I have previously written a bit on SPMD and believe my opinions expressed a few months ago remain relatively valid. Below is what I have written on. I revisit some of my comments later in the month to update the thesis.
Based on committed capital, SuperMedia represents my best investment idea and my reasoning stands as I think 6-7 times EBITDA, a conservative approximation, along with EBITDA margins of 30% - 32% on whatever you would consider normalized sales should reflect a fair intrinsic value of the company from a quantitative standpoint. There have been plenty of comparable deals where you can go through the transactions made by private equity firms and get these numbers on an EV/REV basis or EV/EBITDA.. I have not used them in expectation of a deal consummating and believe it is fair to hold an expectation of such an event transpiring only after issues are resolved and enterprise value remains low relative to operating cash flow.
A qualitative assessment of the company should also be considered as well to understand any estimation of the intrinsic value. I have read a few responses where it is understood that the company has no competitive advantage and my opinion is in the affirmative with this stance. Only I would go further in saying that finding companies with those advantages at a very fair price is more the exception than the rule and if any, it lies in the company's association with Verizon. At this point I am far more interested in top level management's, more so the new CEO's, thinking as to where in the competitive landscape the company believes it stands and how they intend to manage these forces to include vision and corporate strategy. I hope that this area in the upcoming earnings call is of primary concern by analysts who will be engaged in the Q&A and look forward to the questioning with high expectations. There is some evidence as to how they intend to navigate the environment which was executed by the previous CEO Scott Klein in the tail end of his tenure.

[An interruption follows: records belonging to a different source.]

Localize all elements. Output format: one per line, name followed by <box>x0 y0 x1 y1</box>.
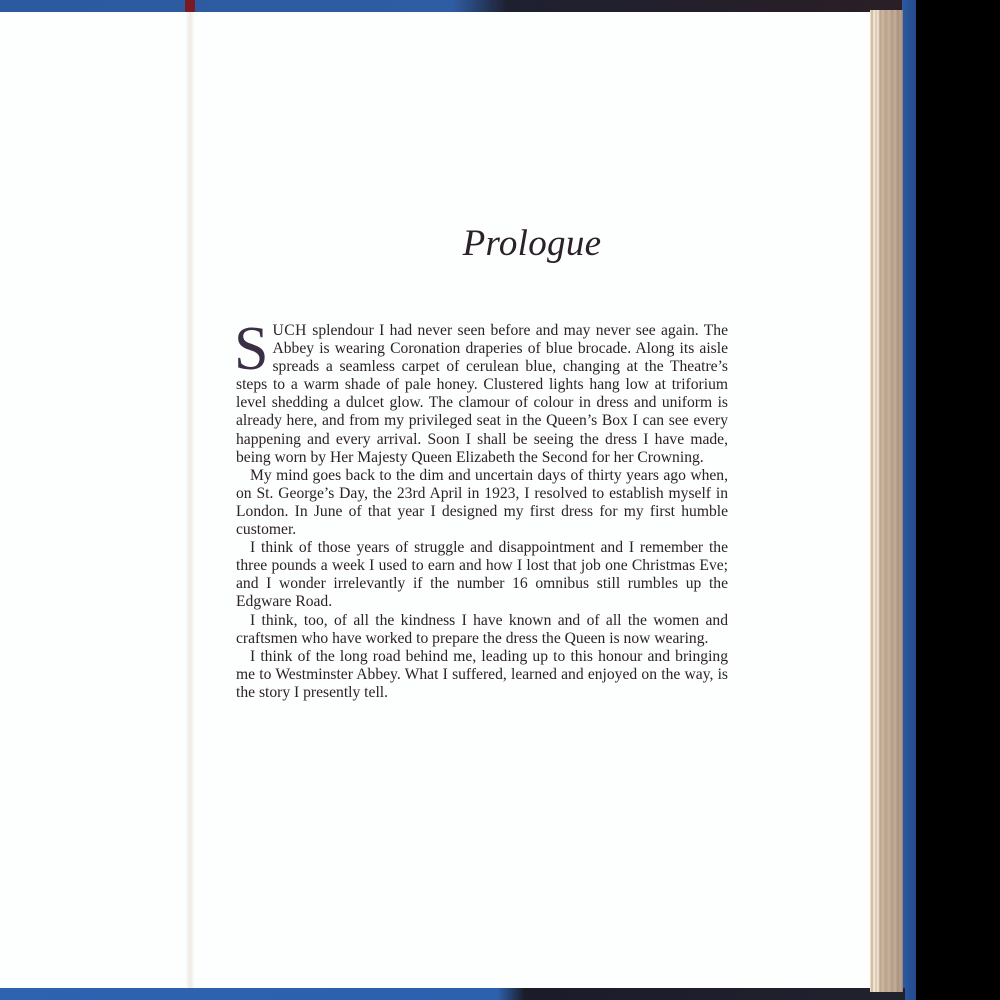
paragraph-5: I think of the long road behind me, lead… <box>236 648 728 702</box>
paragraph-4: I think, too, of all the kindness I have… <box>236 612 728 648</box>
page-title: Prologue <box>194 222 870 265</box>
book-cover-top-edge <box>0 0 905 12</box>
spine-headband <box>185 0 195 12</box>
prologue-body: SUCH splendour I had never seen before a… <box>236 322 728 702</box>
first-word-caps: UCH <box>272 322 306 339</box>
paragraph-2: My mind goes back to the dim and uncerta… <box>236 467 728 539</box>
left-page-blank <box>0 12 190 988</box>
book-cover-right-edge <box>902 0 916 1000</box>
drop-cap-letter: S <box>234 326 268 376</box>
paragraph-3: I think of those years of struggle and d… <box>236 539 728 611</box>
paragraph-1: SUCH splendour I had never seen before a… <box>236 322 728 467</box>
book-cover-bottom-edge <box>0 988 905 1000</box>
paragraph-1-text: splendour I had never seen before and ma… <box>236 322 728 466</box>
page-edges-stack <box>870 10 903 992</box>
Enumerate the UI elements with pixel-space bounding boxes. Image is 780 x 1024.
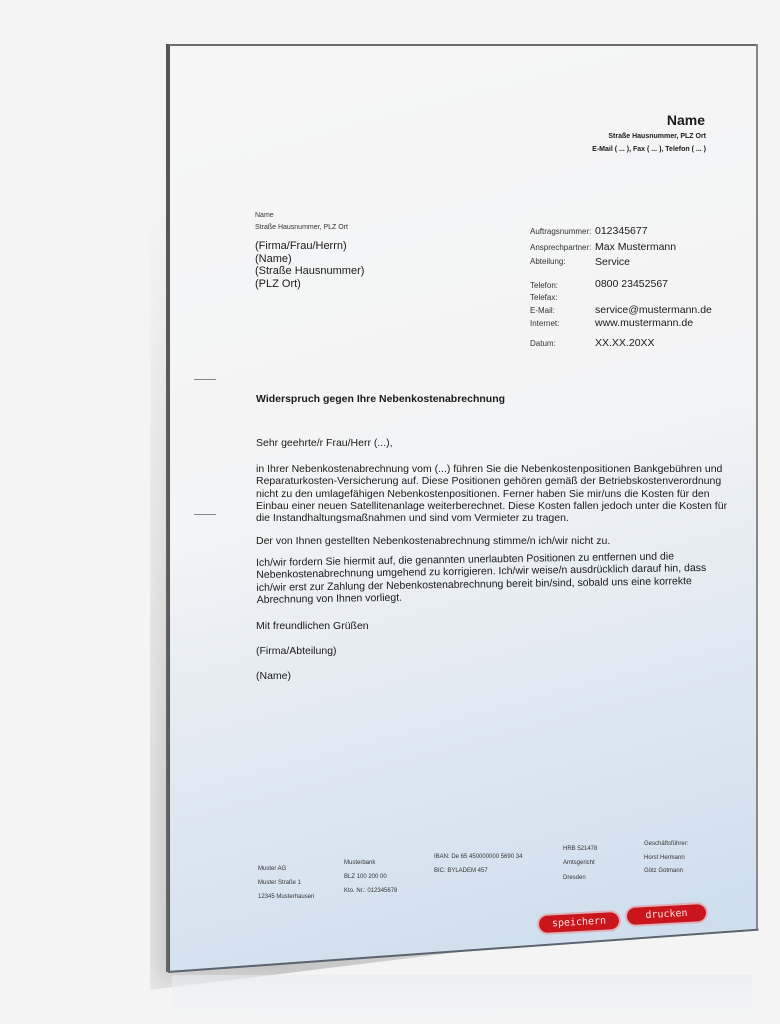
paragraph-line: nicht zu den umlagefähigen Nebenkostenpo… <box>256 488 716 500</box>
info-value-department: Service <box>595 256 630 268</box>
fold-mark-top <box>194 379 216 380</box>
info-value-phone: 0800 23452567 <box>595 278 668 290</box>
letter-subject: Widerspruch gegen Ihre Nebenkostenabrech… <box>256 393 505 405</box>
sender-contact: E-Mail ( ... ), Fax ( ... ), Telefon ( .… <box>592 146 706 153</box>
signature-name: (Name) <box>256 670 716 682</box>
footer-account-number: Kto. Nr.: 012345678 <box>344 888 397 894</box>
info-label-phone: Telefon: <box>530 281 558 290</box>
info-value-date: XX.XX.20XX <box>595 337 655 349</box>
footer-iban: IBAN: De 65 450000000 5690 34 <box>434 854 522 860</box>
info-label-contact-person: Ansprechpartner: <box>530 243 591 252</box>
letter-paragraph-2: Der von Ihnen gestellten Nebenkostenabre… <box>256 535 716 547</box>
letter-paragraph-3: Ich/wir fordern Sie hiermit auf, die gen… <box>256 550 717 606</box>
footer-bic: BIC: BYLADEM 457 <box>434 868 488 874</box>
footer-manager-2: Götz Gotmann <box>644 868 683 874</box>
page-edge-top <box>168 44 758 46</box>
info-value-contact-person: Max Mustermann <box>595 241 676 253</box>
info-value-order-number: 012345677 <box>595 225 648 237</box>
footer-court-label: Amtsgericht <box>563 860 595 866</box>
footer-company-city: 12345 Musterhausen <box>258 894 314 900</box>
recipient-company: (Firma/Frau/Herrn) <box>255 240 364 253</box>
info-value-website: www.mustermann.de <box>595 317 693 329</box>
info-label-fax: Telefax: <box>530 293 558 302</box>
page-reflection <box>172 975 752 1024</box>
footer-company-street: Muster Straße 1 <box>258 880 301 886</box>
paragraph-line: die Instandhaltungsmaßnahmen und sind vo… <box>256 512 716 524</box>
sender-name: Name <box>667 112 705 128</box>
info-label-website: Internet: <box>530 319 559 328</box>
footer-bank-code: BLZ 100 200 00 <box>344 874 387 880</box>
paragraph-line: Reparaturkosten-Versicherung auf. Diese … <box>256 475 716 487</box>
recipient-name: (Name) <box>255 253 364 266</box>
recipient-city: (PLZ Ort) <box>255 278 364 291</box>
footer-manager-1: Horst Hermann <box>644 855 685 861</box>
sender-address: Straße Hausnummer, PLZ Ort <box>608 133 706 140</box>
footer-company-name: Muster AG <box>258 866 286 872</box>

Debt is an issue but I would consider a study of a company, the company BBEP, as far as the effects of debt pay down especially given the company's ability to purchase debt at market rates, which doesn't mean free reins to buying it all up but capped to an extent. This doesn't take into account things that can be done to improve the balance sheet that range from nil to large negative effects on costs to current shareholders.
Comparable to Dex One Corporation(DEXO), We have a competitor who trades at a market capitalization of $300 million, larger debt load, less room for improvement in headcount, and not much better performance in operating cash flow. With SuperMedia accounted for on simply two variables relative to DEXO, there lies a company with a huge risk reward imbalance.
Variant view:
Sales never stabilizes
Small and Medium business are not satisfied with products and services
EBITDA margins lower than expected on average.
Debt pay down and/or balance sheet improvement concept proven wrong.